Many of those involved in the health care field may look at changing careers and becoming a Medicare consultant. A Medicare consultant is a professional who focuses on aspects of Medicare medical billing, eligibility issues, or other aspects of dealing with the federal Medicare program for patients or providers. Medicare consultants specialize in this kind of government insurance, and help expedite Medicare claims and provide the support system that helps eligible patients use the Medicare entitlement program.
Individuals interested in Medicare consulting may not need a bachelor’s degree or specialized college degree. Instead, a Medicare consultant utilizes knowledge about medical billing and medical records as well as specific knowledge about Medicare reimbursement policy. On-the-job skills, in addition to education and specific Medicare certification programs, often form the basis for a Medicare consultant career.
As a practical way to become a Medicare consultant, working in a convalescent home or other group residential home for the aged or the disabled will help beginners build a knowledge of Medicare that they can use for a career as a Medicare consultant. Time spent in billing offices will help build knowledge of specific Medicare billing procedures. It’s not uncommon for health care workers to start in direct care positions, and move toward Medicare consulting as they gain skills and certifications.
Specific Medicare certifications are important for those who want to become a Medicare consultant.
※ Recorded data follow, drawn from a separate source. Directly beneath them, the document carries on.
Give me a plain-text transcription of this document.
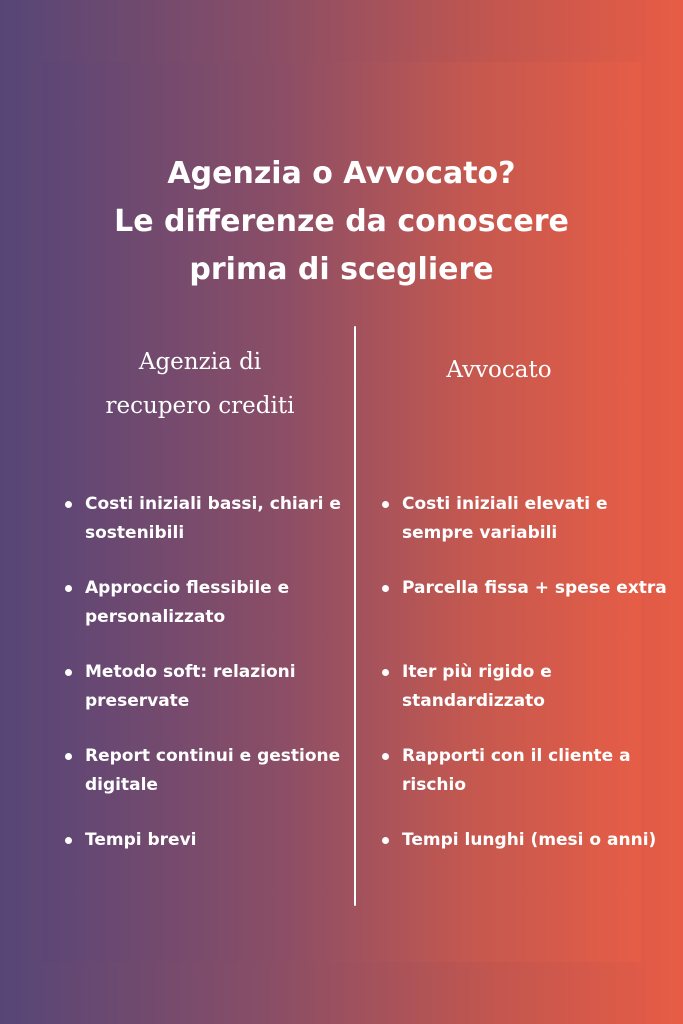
Agenzia o Avvocato?
Le differenze da conoscere
prima di scegliere
Agenzia di
recupero crediti
Avvocato
Costi iniziali bassi, chiari e sostenibili
Approccio flessibile e personalizzato
Metodo soft: relazioni preservate
Report continui e gestione digitale
Tempi brevi
Costi iniziali elevati e sempre variabili
Parcella fissa + spese extra
Iter più rigido e standardizzato
Rapporti con il cliente a rischio
Tempi lunghi (mesi o anni)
A group called the National Alliance of Medicare Set-Aside Professionals maintains a web site with more information on the kinds of certifications that individuals use as Medicare consultants. A Medicare Set-Aside Consultant-Certified (MSCC) exam is one certification choice that includes information on Medicare as a second payer, and is usually a useful addition to a resume for someone who wants to become a Medicare consultant.
In addition to these certifications, specific field skills can help Medicare consultants be informed about issues that patients face. Nurses, direct care staff, and even clerical staff in medical offices can have a better starting knowledge of the Medicare system and the common hurdles for different types of patients. These job-related skills can be useful to an employer who’s hiring a Medicare consultant for a specific billing position. For the best chance to become a Medicare consultant in a particular medical network, highlight your billing skills, and your knowledge of how the Medicare program works, and use what you have learned in a previous career to give employers what they need: informed, educated responses to issues with the Medicare system.